Un tel commencement est constitué par un écrit qui émane de celui contre lequel la demande est formée et qui rend vraisemblable le fait allégué.

En l'espèce, M. LA. produit un document daté du 17 octobre 2013 au verso d'un ordre de virement de la même date d'une somme de 5.000 euros du compte de celui-ci sur celui de M. DE LU. et qui ne respecte en aucune manière les dispositions de l'article 1173 du Code civil aux termes desquels :

« Le billet ou la promesse sous seing privé par lequel une seule partie s'engage envers l'autre à lui payer une somme d'argent ou une chose appréciable doit être écrit en entier par celui qui le souscrit, ou du moins, il faut qu'outre sa signature, il ait écrit par lui-même un bon ou un approuvé, portant en toutes lettres la somme ou la quantité de la chose ».

L'écrit ne répondant pas aux exigences de l'article 1173 du Code civil peut prouver l'existence d'une obligation s'il est corroboré par des témoignages et des présomptions qu'il appartient au demandeur de rapporter.

L'inobservation des formalités de l'article 1173 du Code civil prive seulement l'écrit de sa force probante, mais n'affecte pas la validité de l'acte et ne fait pas obstacle à ce qu'il constitue un commencement de preuve par écrit.

Il appartient dès lors à celui qui invoque l'existence d'un prêt de compléter ce commencement de preuve en application des dispositions de l'article 1194 du Code civil, et ce par un écrit qui émane de celui contre lequel la demande est formée et qui rend vraisemblable le fait allégué.

En l'espèce, M. LA. ne produit aucun élément émanant de M. DE LU., les seules pièces produites étant les ordres de virement des sommes litigieuses (avec une mention manuscrite de celui-ci sur le virement du 18 novembre 2013 portant sur une somme de 500 euros).

Ces documents démontrent seulement la remise de fonds à M. DE LU. mais nullement son obligation de les rembourser dans le cadre d'un prêt.

Il convient dans ces circonstances de débouter M. F LA. de sa demande principale en paiement et subséquemment de sa demande de dommages et intérêts pour résistance abusive.

  • Sur la demande en dommages et intérêts présentée par M. DE LU.

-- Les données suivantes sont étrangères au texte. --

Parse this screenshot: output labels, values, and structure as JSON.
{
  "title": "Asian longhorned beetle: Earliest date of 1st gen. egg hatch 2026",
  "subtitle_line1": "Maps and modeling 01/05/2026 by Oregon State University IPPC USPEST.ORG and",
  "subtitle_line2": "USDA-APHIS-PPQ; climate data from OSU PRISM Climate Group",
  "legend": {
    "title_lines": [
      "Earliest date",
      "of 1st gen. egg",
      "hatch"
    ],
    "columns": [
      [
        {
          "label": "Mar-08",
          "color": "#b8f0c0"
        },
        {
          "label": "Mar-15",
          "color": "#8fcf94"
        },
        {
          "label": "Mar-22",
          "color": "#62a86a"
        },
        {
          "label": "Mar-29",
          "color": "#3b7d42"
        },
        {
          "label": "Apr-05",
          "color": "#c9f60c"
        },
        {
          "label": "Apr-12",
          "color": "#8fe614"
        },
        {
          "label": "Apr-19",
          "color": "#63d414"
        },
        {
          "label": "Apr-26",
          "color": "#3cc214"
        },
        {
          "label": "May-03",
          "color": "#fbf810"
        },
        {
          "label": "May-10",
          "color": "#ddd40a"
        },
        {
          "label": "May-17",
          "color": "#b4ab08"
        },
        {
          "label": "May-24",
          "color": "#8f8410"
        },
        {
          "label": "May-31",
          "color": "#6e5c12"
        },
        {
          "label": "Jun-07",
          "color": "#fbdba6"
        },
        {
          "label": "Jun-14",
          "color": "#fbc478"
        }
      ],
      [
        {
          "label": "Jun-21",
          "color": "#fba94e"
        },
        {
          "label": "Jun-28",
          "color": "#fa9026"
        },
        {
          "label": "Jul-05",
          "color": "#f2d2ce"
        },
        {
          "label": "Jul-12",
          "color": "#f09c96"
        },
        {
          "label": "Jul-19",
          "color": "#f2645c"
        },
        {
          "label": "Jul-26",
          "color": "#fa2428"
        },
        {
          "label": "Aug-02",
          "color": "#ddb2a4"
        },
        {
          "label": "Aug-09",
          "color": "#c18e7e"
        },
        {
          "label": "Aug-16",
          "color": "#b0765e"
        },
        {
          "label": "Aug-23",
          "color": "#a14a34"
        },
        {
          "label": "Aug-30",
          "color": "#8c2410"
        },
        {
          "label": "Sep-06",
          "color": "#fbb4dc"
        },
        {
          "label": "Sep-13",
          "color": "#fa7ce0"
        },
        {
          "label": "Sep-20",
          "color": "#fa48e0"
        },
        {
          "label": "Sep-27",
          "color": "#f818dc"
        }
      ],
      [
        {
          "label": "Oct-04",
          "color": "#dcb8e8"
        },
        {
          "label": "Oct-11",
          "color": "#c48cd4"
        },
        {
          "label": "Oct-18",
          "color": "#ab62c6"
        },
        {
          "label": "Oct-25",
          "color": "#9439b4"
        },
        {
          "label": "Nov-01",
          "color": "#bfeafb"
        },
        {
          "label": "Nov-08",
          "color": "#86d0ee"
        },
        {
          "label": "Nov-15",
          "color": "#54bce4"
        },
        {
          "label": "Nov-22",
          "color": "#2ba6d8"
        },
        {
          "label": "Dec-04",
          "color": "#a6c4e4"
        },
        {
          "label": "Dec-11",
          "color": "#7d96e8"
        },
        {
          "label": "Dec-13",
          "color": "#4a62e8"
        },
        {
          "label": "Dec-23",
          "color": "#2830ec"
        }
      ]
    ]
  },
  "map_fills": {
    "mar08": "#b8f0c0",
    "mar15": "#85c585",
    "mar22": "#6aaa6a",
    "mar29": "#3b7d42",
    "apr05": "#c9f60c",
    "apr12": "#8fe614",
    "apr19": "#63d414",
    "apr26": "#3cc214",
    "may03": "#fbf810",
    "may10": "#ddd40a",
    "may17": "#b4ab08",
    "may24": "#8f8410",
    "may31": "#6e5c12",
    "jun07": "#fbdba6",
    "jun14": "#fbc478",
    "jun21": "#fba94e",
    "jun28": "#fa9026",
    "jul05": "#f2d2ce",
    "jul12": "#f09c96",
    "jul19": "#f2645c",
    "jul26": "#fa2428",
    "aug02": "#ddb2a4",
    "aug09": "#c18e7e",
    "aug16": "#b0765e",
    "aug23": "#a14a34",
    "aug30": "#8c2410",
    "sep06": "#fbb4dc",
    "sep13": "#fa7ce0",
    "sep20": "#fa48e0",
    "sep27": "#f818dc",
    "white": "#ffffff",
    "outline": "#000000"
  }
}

L'action en justice représente l'exercice d'un droit qui peut dégénérer en abus de droit en cas d'intention de nuire ou d'erreur équipollente au dol ; une telle démonstration n'est pas faite au cas d'espèce ;

M. DE LU. sera dès lors débouté de ce chef de demande.

  • Sur les dépens

Succombant dans ses prétentions, M. F LA. sera condamné aux dépens par application de l'article 231 du Code de procédure civile.

Dispositif🔗

PAR CES MOTIFS,

LE TRIBUNAL,

Statuant publiquement, contradictoirement et en premier ressort,

Déboute M. F LA. de l'intégralité de ses demandes ;

Déboute M. G DE LU. de sa demande de dommages et intérêts ;

Condamne M. F LA. aux dépens, distraits au profit de maître Sophie LAVAGNA, avocat défenseur, sous sa due affirmation ;

Ordonne que lesdits dépens seront provisoirement liquidés sur état par le greffier en chef, au vu du tarif applicable ;

Composition🔗

Ainsi jugé par Madame Michèle HUMBERT, Premier Juge chargé des fonctions de Vice-Président, Chevalier de l'Ordre de Saint-Charles, Monsieur Sébastien BIANCHERI, Premier Juge, Monsieur Michel SORIANO, Premier Juge, qui en ont délibéré conformément à la loi assistés, lors des débats seulement, de Madame Laurie PANTANELLA, Greffier ;

Lecture du dispositif de la présente décision a été donnée à l'audience du 14 JUILLET 2016, dont la date avait été annoncée lors de la clôture des débats, par Madame Michèle HUMBERT, Premier Juge chargé des fonctions de Vice-Président, Chevalier de l'Ordre de Saint-Charles, assistée de Madame Carole FRANCESCHI, Greffier stagiaire, en présence de Mademoiselle Alexia BRIANTI, Substitut du Procureur Général, et ce en application des dispositions des articles 15 et 58 de la loi n° 1.398 du 24 juin 2013 relative à l'administration et à l'organisation judiciaires.